Calcite is a rock-forming mineral with a chemical formula of CaCO3. It is extremely common and found throughout the world in sedimentary, metamorphic, and igneous rocks. Some geologists consider it to be a "ubiquitous mineral" - one that is found everywhere.
Calcite is the principal constituent of limestone and marble. These rocks are extremely common and make up a significant portion of Earth's crust.

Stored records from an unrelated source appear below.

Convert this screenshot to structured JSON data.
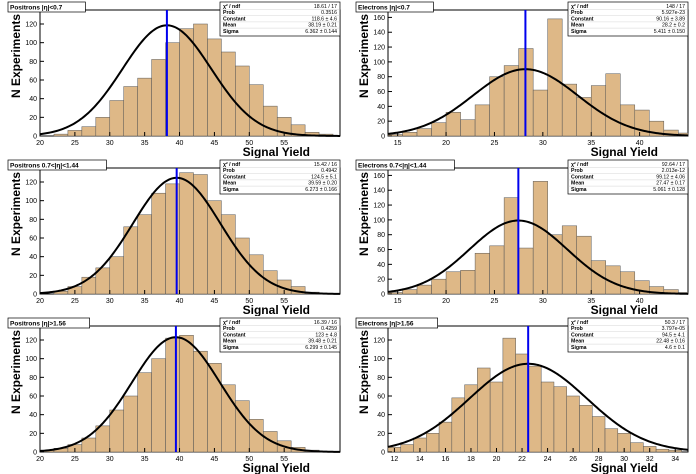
{
  "chart_data": [
    {
      "type": "bar",
      "title": "Positrons |η|<0.7",
      "xlabel": "Signal Yield",
      "ylabel": "N Experiments",
      "xlim": [
        20,
        63
      ],
      "ylim": [
        0,
        135
      ],
      "xticks": [
        "20",
        "25",
        "30",
        "35",
        "40",
        "45",
        "50",
        "55"
      ],
      "yticks": [
        "0",
        "20",
        "40",
        "60",
        "80",
        "100",
        "120"
      ],
      "bin_width": 2,
      "bins_start": 20,
      "values": [
        0,
        2,
        6,
        10,
        20,
        38,
        53,
        62,
        82,
        100,
        115,
        120,
        104,
        90,
        75,
        55,
        32,
        20,
        12,
        4,
        2,
        0
      ],
      "fit_mean": 38.19,
      "fit_sigma": 6.362,
      "fit_constant": 118.6,
      "mean_line": 38.19,
      "stats": {
        "rows": [
          {
            "label": "χ² / ndf",
            "value": "18.61 / 17"
          },
          {
            "label": "Prob",
            "value": "0.3516"
          },
          {
            "label": "Constant",
            "value": "118.6 ± 4.6"
          },
          {
            "label": "Mean",
            "value": "38.19 ± 0.21"
          },
          {
            "label": "Sigma",
            "value": "6.362 ± 0.144"
          }
        ]
      }
    },
    {
      "type": "bar",
      "title": "Electrons |η|<0.7",
      "xlabel": "Signal Yield",
      "ylabel": "N Experiments",
      "xlim": [
        14,
        45
      ],
      "ylim": [
        0,
        170
      ],
      "xticks": [
        "15",
        "20",
        "25",
        "30",
        "35",
        "40"
      ],
      "yticks": [
        "0",
        "20",
        "40",
        "60",
        "80",
        "100",
        "120",
        "140",
        "160"
      ],
      "bin_width": 1.5,
      "bins_start": 14,
      "values": [
        2,
        5,
        10,
        18,
        32,
        22,
        42,
        80,
        95,
        118,
        62,
        158,
        70,
        52,
        68,
        84,
        42,
        35,
        20,
        8,
        4
      ],
      "fit_mean": 28.2,
      "fit_sigma": 5.411,
      "fit_constant": 90.16,
      "mean_line": 28.2,
      "stats": {
        "rows": [
          {
            "label": "χ² / ndf",
            "value": "148 / 17"
          },
          {
            "label": "Prob",
            "value": "5.927e-23"
          },
          {
            "label": "Constant",
            "value": "90.16 ± 3.89"
          },
          {
            "label": "Mean",
            "value": "28.2 ± 0.2"
          },
          {
            "label": "Sigma",
            "value": "5.411 ± 0.150"
          }
        ]
      }
    },
    {
      "type": "bar",
      "title": "Positrons 0.7<|η|<1.44",
      "xlabel": "Signal Yield",
      "ylabel": "N Experiments",
      "xlim": [
        20,
        63
      ],
      "ylim": [
        0,
        135
      ],
      "xticks": [
        "20",
        "25",
        "30",
        "35",
        "40",
        "45",
        "50",
        "55"
      ],
      "yticks": [
        "0",
        "20",
        "40",
        "60",
        "80",
        "100",
        "120"
      ],
      "bin_width": 2,
      "bins_start": 20,
      "values": [
        0,
        3,
        8,
        18,
        28,
        40,
        72,
        85,
        108,
        118,
        130,
        128,
        100,
        85,
        60,
        42,
        25,
        15,
        8,
        2,
        0,
        0
      ],
      "fit_mean": 39.59,
      "fit_sigma": 6.273,
      "fit_constant": 124.5,
      "mean_line": 39.59,
      "stats": {
        "rows": [
          {
            "label": "χ² / ndf",
            "value": "15.42 / 16"
          },
          {
            "label": "Prob",
            "value": "0.4942"
          },
          {
            "label": "Constant",
            "value": "124.5 ± 5.1"
          },
          {
            "label": "Mean",
            "value": "39.59 ± 0.20"
          },
          {
            "label": "Sigma",
            "value": "6.273 ± 0.166"
          }
        ]
      }
    },
    {
      "type": "bar",
      "title": "Electrons 0.7<|η|<1.44",
      "xlabel": "Signal Yield",
      "ylabel": "N Experiments",
      "xlim": [
        14,
        45
      ],
      "ylim": [
        0,
        170
      ],
      "xticks": [
        "15",
        "20",
        "25",
        "30",
        "35",
        "40"
      ],
      "yticks": [
        "0",
        "20",
        "40",
        "60",
        "80",
        "100",
        "120",
        "140",
        "160"
      ],
      "bin_width": 1.5,
      "bins_start": 14,
      "values": [
        2,
        6,
        12,
        20,
        30,
        32,
        55,
        65,
        130,
        62,
        152,
        80,
        92,
        78,
        45,
        38,
        30,
        18,
        10,
        6,
        2
      ],
      "fit_mean": 27.47,
      "fit_sigma": 5.061,
      "fit_constant": 99.12,
      "mean_line": 27.47,
      "stats": {
        "rows": [
          {
            "label": "χ² / ndf",
            "value": "92.64 / 17"
          },
          {
            "label": "Prob",
            "value": "2.013e-12"
          },
          {
            "label": "Constant",
            "value": "99.12 ± 4.06"
          },
          {
            "label": "Mean",
            "value": "27.47 ± 0.17"
          },
          {
            "label": "Sigma",
            "value": "5.061 ± 0.128"
          }
        ]
      }
    },
    {
      "type": "bar",
      "title": "Positrons |η|>1.56",
      "xlabel": "Signal Yield",
      "ylabel": "N Experiments",
      "xlim": [
        20,
        63
      ],
      "ylim": [
        0,
        135
      ],
      "xticks": [
        "20",
        "25",
        "30",
        "35",
        "40",
        "45",
        "50",
        "55"
      ],
      "yticks": [
        "0",
        "20",
        "40",
        "60",
        "80",
        "100",
        "120"
      ],
      "bin_width": 2,
      "bins_start": 20,
      "values": [
        2,
        4,
        8,
        15,
        28,
        45,
        60,
        85,
        100,
        122,
        125,
        108,
        95,
        72,
        55,
        35,
        22,
        12,
        5,
        2,
        0,
        0
      ],
      "fit_mean": 39.48,
      "fit_sigma": 6.299,
      "fit_constant": 123,
      "mean_line": 39.48,
      "stats": {
        "rows": [
          {
            "label": "χ² / ndf",
            "value": "16.39 / 16"
          },
          {
            "label": "Prob",
            "value": "0.4259"
          },
          {
            "label": "Constant",
            "value": "123 ± 4.8"
          },
          {
            "label": "Mean",
            "value": "39.48 ± 0.21"
          },
          {
            "label": "Sigma",
            "value": "6.299 ± 0.145"
          }
        ]
      }
    },
    {
      "type": "bar",
      "title": "Electrons |η|>1.56",
      "xlabel": "Signal Yield",
      "ylabel": "N Experiments",
      "xlim": [
        11.5,
        35
      ],
      "ylim": [
        0,
        135
      ],
      "xticks": [
        "12",
        "14",
        "16",
        "18",
        "20",
        "22",
        "24",
        "26",
        "28",
        "30",
        "32",
        "34"
      ],
      "yticks": [
        "0",
        "20",
        "40",
        "60",
        "80",
        "100",
        "120"
      ],
      "bin_width": 1,
      "bins_start": 11.5,
      "values": [
        5,
        8,
        15,
        20,
        32,
        58,
        72,
        90,
        75,
        122,
        105,
        92,
        75,
        70,
        60,
        50,
        38,
        25,
        20,
        10,
        6,
        3,
        2
      ],
      "fit_mean": 22.48,
      "fit_sigma": 4.6,
      "fit_constant": 94.5,
      "mean_line": 22.48,
      "stats": {
        "rows": [
          {
            "label": "χ² / ndf",
            "value": "50.3 / 17"
          },
          {
            "label": "Prob",
            "value": "3.797e-05"
          },
          {
            "label": "Constant",
            "value": "94.5 ± 4.1"
          },
          {
            "label": "Mean",
            "value": "22.48 ± 0.16"
          },
          {
            "label": "Sigma",
            "value": "4.6 ± 0.1"
          }
        ]
      }
    }
  ],
  "colors": {
    "fill": "#deb887",
    "line": "#000000",
    "mean_line": "#0000ee"
  }
}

They serve as one of the largest carbon repositories on our planet.
The properties of calcite make it one of the most widely used minerals. It is used as a construction material, abrasive, agricultural soil treatment, construction aggregate, pigment, pharmaceutical and more. It has more uses than almost any other mineral.
Limestone is a sedimentary rock that is composed primarily of calcite. It forms from both the chemical precipitation of calcium carbonate and the transformation of shell, coral, fecal and algal debris into calcite during diagenesis. Limestone also forms as a deposit in caves from the precipitation of calcium carbonate.
Marble is a metamorphic rock that forms when limestone is subjected to heat and pressure. A close examination of a broken piece of marble will usually reveal obvious cleavage faces of calcite. The size of the calcite crystals is determined by the level of metamorphism. Marble that has been subjected to higher levels of metamorphism will generally have larger calcite crystals.